Pakistani seismologists said the new quakes had about the same force as the tremors which rocked the Nahrin area late last month. They were followed by waves of aftershocks that hampered rescue work in an area littered with landmines laid during years of war.

Most of the casualties Friday occurred in the village of Doabi, 90 miles northeast of the capital, Kabul, said Hugues Belloc, an official with the French aid group ACTED.

"Many buildings collapsed and a lot of people were buried under the rubble," Belloc said by satellite phone from nearby Pul-i-Khumri.

Another defense official in the region, Gen.

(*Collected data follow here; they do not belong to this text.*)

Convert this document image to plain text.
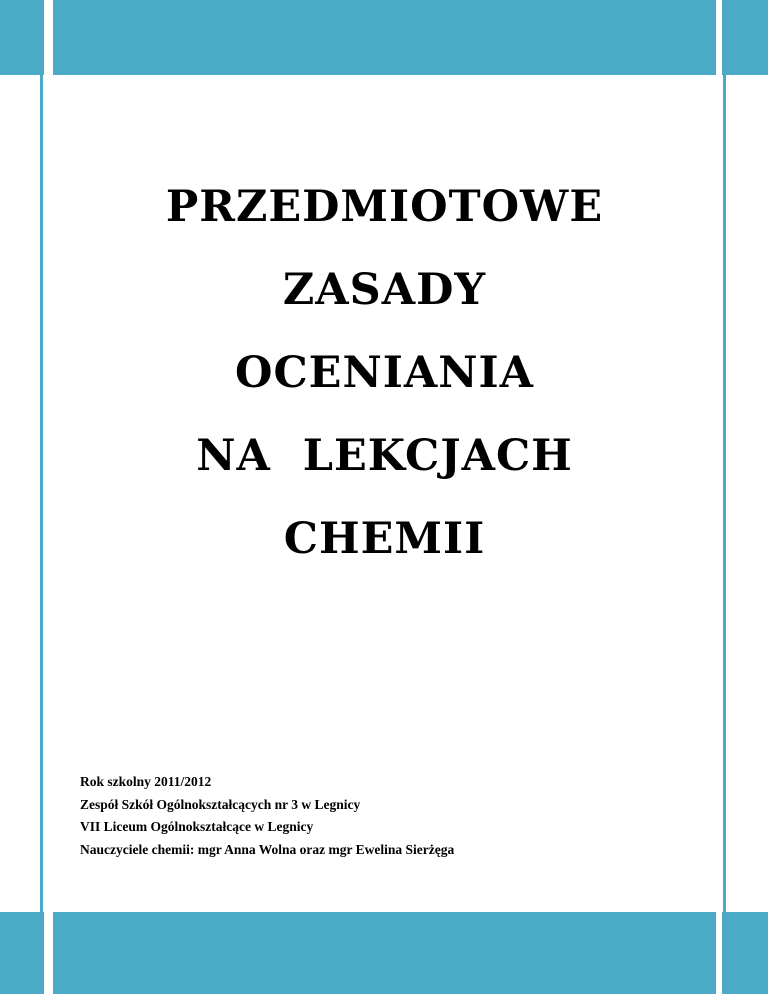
PRZEDMIOTOWE
ZASADY
OCENIANIA
NA  LEKCJACH
CHEMII
Rok szkolny 2011/2012
Zespół Szkół Ogólnokształcących nr 3 w Legnicy
VII Liceum Ogólnokształcące w Legnicy
Nauczyciele chemii: mgr Anna Wolna oraz mgr Ewelina Sierżęga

Khalil, said officials had reported at least two people dead and six others injured in Nahrin.

Ahmad Shouab, aide to a local commander in Pul-i-Khumri, said several shops and buildings collapsed in the Friday quake.

The French aid group Medicines Sans Frontieres, or Doctors Without Borders, sent two medical teams to the area from the northern city of Kunduz, U.N. spokeswoman Rebecca Richards said.

Another team carrying U.N. and other aid officials left Kabul by helicopter Friday to assess the situation, Richards said.

It also shook the Tajik capital of Dushanbe and the Pakistan border city of Peshawar. No casualties or destruction were reported in these cities.

Northern Afghanistan is at the heart of a desperately poor region already suffering the effects of years of drought and war.